Un salarié contrôlé positif à l'alcool peut-il être immédiatement mis à pied ?
Réponse courte
Oui, l'employeur peut prononcer une mise à pied conservatoire avec effet immédiat à l'encontre d'un salarié contrôlé positif à l'alcool, en application de l'art. L.124-10 (4). Cette mesure n'est pas une sanction mais une disposition provisoire permettant d'écarter le salarié dans l'attente d'une décision de licenciement pour ivresse. Pendant la mise à pied, le salarié conserve son salaire, ses indemnités et ses autres avantages. L'objectif est de garantir la sécurité conformément à l'art. L.312-1.

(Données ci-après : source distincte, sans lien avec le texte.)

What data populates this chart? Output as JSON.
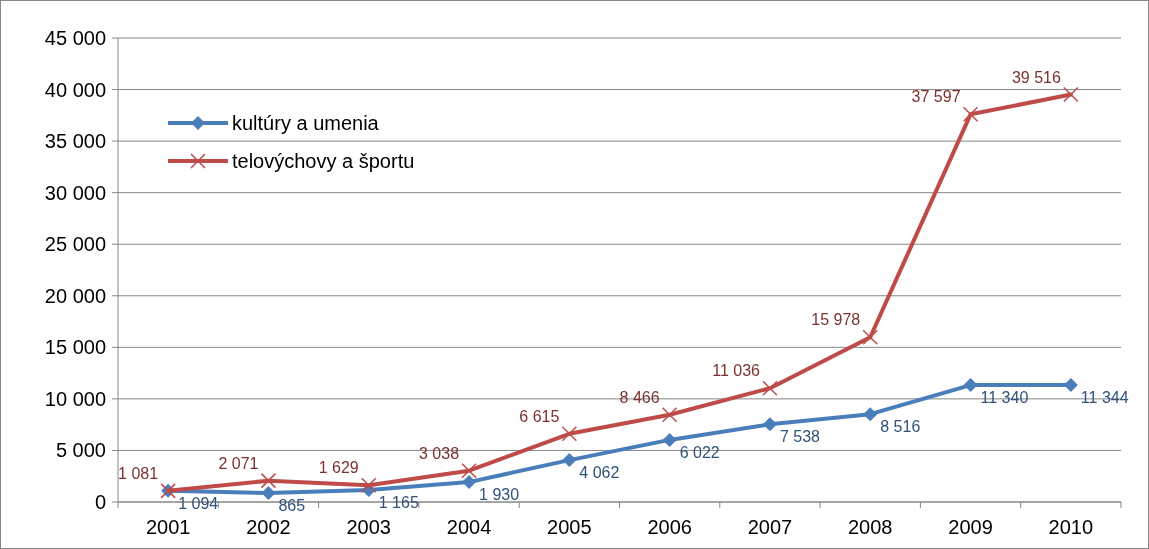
{
  "chart_data": {
    "type": "line",
    "categories": [
      "2001",
      "2002",
      "2003",
      "2004",
      "2005",
      "2006",
      "2007",
      "2008",
      "2009",
      "2010"
    ],
    "series": [
      {
        "name": "kultúry a umenia",
        "color": "#4a7ebb",
        "marker": "diamond",
        "values": [
          1094,
          865,
          1165,
          1930,
          4062,
          6022,
          7538,
          8516,
          11340,
          11344
        ],
        "value_labels": [
          "1 094",
          "865",
          "1 165",
          "1 930",
          "4 062",
          "6 022",
          "7 538",
          "8 516",
          "11 340",
          "11 344"
        ]
      },
      {
        "name": "telovýchovy a športu",
        "color": "#be4b48",
        "marker": "cross",
        "values": [
          1081,
          2071,
          1629,
          3038,
          6615,
          8466,
          11036,
          15978,
          37597,
          39516
        ],
        "value_labels": [
          "1 081",
          "2 071",
          "1 629",
          "3 038",
          "6 615",
          "8 466",
          "11 036",
          "15 978",
          "37 597",
          "39 516"
        ]
      }
    ],
    "ylim": [
      0,
      45000
    ],
    "yticks": [
      {
        "value": 0,
        "label": "0"
      },
      {
        "value": 5000,
        "label": "5 000"
      },
      {
        "value": 10000,
        "label": "10 000"
      },
      {
        "value": 15000,
        "label": "15 000"
      },
      {
        "value": 20000,
        "label": "20 000"
      },
      {
        "value": 25000,
        "label": "25 000"
      },
      {
        "value": 30000,
        "label": "30 000"
      },
      {
        "value": 35000,
        "label": "35 000"
      },
      {
        "value": 40000,
        "label": "40 000"
      },
      {
        "value": 45000,
        "label": "45 000"
      }
    ],
    "grid": "y",
    "legend": "top left",
    "line_style": "solid"
  }
}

La mise à pied conservatoire impose un calendrier strict : le licenciement doit être notifié au plus tard 8 jours après (art. L.124-10 (5)). Si l'entreprise compte 150 salariés ou plus, un entretien préalable est obligatoire avant la notification. Le non-respect de ces délais entraîne l'irrégularité du licenciement. L'employeur doit agir rapidement tout en respectant la procédure.
Définition
La mise à pied conservatoire est une mesure provisoire par laquelle l'employeur écarte le salarié de son poste avec effet immédiat, dans l'attente de la notification d'un licenciement pour faute grave. Elle se distingue de la mise à pied disciplinaire qui constitue une sanction à durée déterminée.
Conditions d’exercice
Le prononcé d'une mise à pied conservatoire est soumis à des conditions précises.
| Condition | Détail |
|---|---|
| Gravité des faits | L'état d'ébriété doit justifier une impossibilité immédiate de maintien au poste |
| Effet immédiat | La mise à pied prend effet dès son prononcé, sans formalité particulière |
| Maintien de la rémunération | Salaire, indemnités et avantages maintenus jusqu'à la notification du licenciement |
| Délai de notification | Le licenciement doit être notifié au plus tard 8 jours après la mise à pied |
| Entretien préalable | Obligatoire dans les entreprises de 150 salariés et plus (art. L.124-2) |
| Motivation écrite | La lettre de licenciement doit énoncer précisément les faits reprochés |
Modalités pratiques
La mise en oeuvre de la mise à pied conservatoire pour état d'ébriété suit un calendrier contraint.
| Étape | Délai |
|---|---|
| Constat de l'état d'ébriété | Jour J : constater, écarter du poste, documenter |
| Prononcé de la mise à pied | Jour J : notification orale au salarié avec confirmation écrite |
| Entretien préalable (≥ 150 salariés) | J+2 au plus tôt après envoi de la convocation |
| Notification du licenciement | J+1 à J+8 après la mise à pied (J+1 à J+8 après l'entretien si applicable) |
| Lettre recommandée | Envoi avec énonciation précise des faits et de leur caractère de faute grave |
| Fin de la mise à pied | Réception de la lettre de licenciement par le salarié |
Pratiques et recommandations
Documenter immédiatement les faits le jour de l'incident : rapport circonstancié, résultat du test, témoignages, constats comportementaux.
Notifier la mise à pied par écrit même si elle a été prononcée oralement, en précisant qu'il s'agit d'une mesure conservatoire avec maintien de la rémunération.
Respecter impérativement le délai de 8 jours pour la notification du licenciement, faute de quoi la mise à pied conservatoire perd sa base juridique.
Préparer la lettre de licenciement en parallèle de la mise à pied, en veillant à énoncer avec précision les faits reprochés conformément à l'art. L.124-10 (3).
Cadre juridique
| Référence | Objet |
|---|---|
| Art. L.124-10 (4) | Mise à pied conservatoire avec maintien de la rémunération |
| Art. L.124-10 (5) | Délai de notification de 8 jours après la mise à pied |
| Art. L.124-2 | Entretien préalable obligatoire (entreprises ≥ 150 salariés) |
| Art. L.312-1 | Obligation de sécurité justifiant l'écartement immédiat |
Note
La mise à pied conservatoire n'est pas automatiquement suivie d'un licenciement. Si l'enquête interne révèle que les faits sont moins graves qu'initialement estimé, l'employeur peut renoncer au licenciement et prononcer une sanction moindre.